Pennsylvania to require gas drillers to reduce air pollution
Pennsylvania will begin enforcing tougher air pollution standards on its booming natural gas industry, the governor's office said Thursday, with environmental advocates saying the standards will put the state among the leaders in going beyond federal requirements.
The new permits will take effect in August and begin requiring the Marcellus Shale exploration industry to use more advanced equipment to reduce methane emissions and other air pollutants, control emissions from a broader array of sites and check for leaks more frequently along pipelines and connections.
The permits will apply to new or updated well sites and compression, processing and transmission stations along pipelines. The new permits could draw some sort of legal or administrative challenge from the industry, which says the permits will inflict new costs and delays on drilling new wells.
The announcement comes as Democratic Gov. Tom Wolf is running for a second term in office, and environmental advocates could form an important part of Wolf's support base. Wolf's administration also has signaled that it will eventually move to apply tougher standards to existing equipment.
Pennsylvania is the nation's second-largest natural gas-producing state behind Texas, and the Marcellus Shale is the nation's most prolific natural gas reservoir.
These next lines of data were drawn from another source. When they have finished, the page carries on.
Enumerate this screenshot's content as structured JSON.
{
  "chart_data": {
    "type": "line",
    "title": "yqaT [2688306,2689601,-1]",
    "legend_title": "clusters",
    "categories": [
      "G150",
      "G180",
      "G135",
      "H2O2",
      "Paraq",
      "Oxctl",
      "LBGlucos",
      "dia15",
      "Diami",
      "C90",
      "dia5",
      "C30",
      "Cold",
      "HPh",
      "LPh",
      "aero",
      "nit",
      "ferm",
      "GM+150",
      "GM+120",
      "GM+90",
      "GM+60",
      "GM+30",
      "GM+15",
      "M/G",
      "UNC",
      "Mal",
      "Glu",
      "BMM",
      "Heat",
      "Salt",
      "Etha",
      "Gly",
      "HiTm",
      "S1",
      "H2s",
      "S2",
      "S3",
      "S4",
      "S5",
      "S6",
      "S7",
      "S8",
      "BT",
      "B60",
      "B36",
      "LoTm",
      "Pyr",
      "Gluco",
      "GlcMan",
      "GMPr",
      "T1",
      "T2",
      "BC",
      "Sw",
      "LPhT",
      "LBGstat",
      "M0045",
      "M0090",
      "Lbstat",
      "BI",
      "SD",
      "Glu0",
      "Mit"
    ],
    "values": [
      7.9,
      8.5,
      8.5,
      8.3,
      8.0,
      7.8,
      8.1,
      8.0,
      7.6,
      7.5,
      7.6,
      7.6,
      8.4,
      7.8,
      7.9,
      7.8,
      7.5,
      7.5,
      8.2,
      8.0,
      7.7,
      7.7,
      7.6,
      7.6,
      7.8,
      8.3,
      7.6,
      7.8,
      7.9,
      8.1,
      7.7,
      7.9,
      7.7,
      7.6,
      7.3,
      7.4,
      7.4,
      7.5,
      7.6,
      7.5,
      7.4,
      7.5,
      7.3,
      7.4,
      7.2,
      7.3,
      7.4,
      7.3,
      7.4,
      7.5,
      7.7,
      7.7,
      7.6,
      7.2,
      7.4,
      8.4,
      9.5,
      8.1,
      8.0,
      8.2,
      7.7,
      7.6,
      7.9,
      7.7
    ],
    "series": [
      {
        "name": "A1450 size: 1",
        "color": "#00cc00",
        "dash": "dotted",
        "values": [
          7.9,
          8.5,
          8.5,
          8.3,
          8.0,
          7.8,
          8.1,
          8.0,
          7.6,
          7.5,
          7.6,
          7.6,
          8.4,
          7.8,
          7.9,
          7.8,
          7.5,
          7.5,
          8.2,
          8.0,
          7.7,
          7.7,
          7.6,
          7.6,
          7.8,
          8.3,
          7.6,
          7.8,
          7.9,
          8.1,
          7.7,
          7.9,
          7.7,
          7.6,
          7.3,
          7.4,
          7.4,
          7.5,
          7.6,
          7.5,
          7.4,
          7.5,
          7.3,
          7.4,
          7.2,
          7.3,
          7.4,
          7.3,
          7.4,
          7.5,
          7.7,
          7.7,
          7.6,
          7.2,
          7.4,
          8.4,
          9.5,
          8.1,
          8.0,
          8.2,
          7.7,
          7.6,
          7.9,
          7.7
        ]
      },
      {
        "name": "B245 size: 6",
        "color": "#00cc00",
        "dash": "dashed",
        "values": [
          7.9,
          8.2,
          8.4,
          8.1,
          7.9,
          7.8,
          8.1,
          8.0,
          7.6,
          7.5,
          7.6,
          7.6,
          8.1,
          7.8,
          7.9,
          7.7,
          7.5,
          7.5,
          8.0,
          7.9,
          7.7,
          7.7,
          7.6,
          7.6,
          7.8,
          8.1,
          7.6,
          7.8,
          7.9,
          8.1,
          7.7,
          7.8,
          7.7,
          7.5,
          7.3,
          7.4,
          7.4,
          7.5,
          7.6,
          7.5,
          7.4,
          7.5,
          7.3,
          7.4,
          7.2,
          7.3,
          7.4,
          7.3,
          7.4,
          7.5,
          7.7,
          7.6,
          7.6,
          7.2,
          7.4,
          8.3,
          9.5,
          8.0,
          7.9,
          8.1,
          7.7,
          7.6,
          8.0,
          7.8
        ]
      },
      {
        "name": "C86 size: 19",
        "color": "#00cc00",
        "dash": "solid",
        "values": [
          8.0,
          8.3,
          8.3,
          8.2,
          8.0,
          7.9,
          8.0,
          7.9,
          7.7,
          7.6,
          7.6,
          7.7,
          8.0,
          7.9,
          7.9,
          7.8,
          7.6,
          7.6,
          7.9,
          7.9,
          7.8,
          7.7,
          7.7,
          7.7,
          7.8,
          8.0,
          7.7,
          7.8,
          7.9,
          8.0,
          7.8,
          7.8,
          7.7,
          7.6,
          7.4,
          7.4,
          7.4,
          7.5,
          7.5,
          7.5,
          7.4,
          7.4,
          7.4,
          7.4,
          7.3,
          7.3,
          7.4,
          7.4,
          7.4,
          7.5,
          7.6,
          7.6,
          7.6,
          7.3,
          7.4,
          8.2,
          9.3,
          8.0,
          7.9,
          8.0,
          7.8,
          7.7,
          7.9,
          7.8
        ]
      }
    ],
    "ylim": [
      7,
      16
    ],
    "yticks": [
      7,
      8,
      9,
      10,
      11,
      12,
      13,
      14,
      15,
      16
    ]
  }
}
Preventing methane leaks from well-site equipment and pipelines has become important for regulators because methane is a potent greenhouse gas.
Industry officials point to government data that says methane pollution is falling, even as production rises, and that companies have every incentive to ensure methane makes it into the pipeline, rather than the atmosphere.
Environmental advocacy groups praised the move.
Andrew Williams, director of regulatory and legislative affairs for the Washington-based Environmental Defense Fund, said the new requirements give Pennsylvania some of the toughest methane controls in the nation, going beyond Obama-era federal requirements in the breadth of facilities covered and the frequency of leak-detection checks that companies must perform.
The administration has worked on the proposed new permits for several years, and companies have been able to win changes that they had sought in the forthcoming standards.
However, industry officials have maintained that the permits will still mean steep new costs, including potentially more than $1 million per engine that helps run a compression, processing or transmission station, the Marcellus Shale Coalition, an industry trade association, said in comments to the Department of Environmental Protection.
Companies also have criticized what they call a lack of clarity in how agency officials developed pollution standards in the permits, and said they will face longer waiting periods to secure the necessary permits and equipment.
Stephanie Catarino Wissman, of the Associated Petroleum Industries of Pennsylvania, said Thursday that the state still hasn't justified its need to regulate methane or prove that it has adequate authority to do so through the permitting process.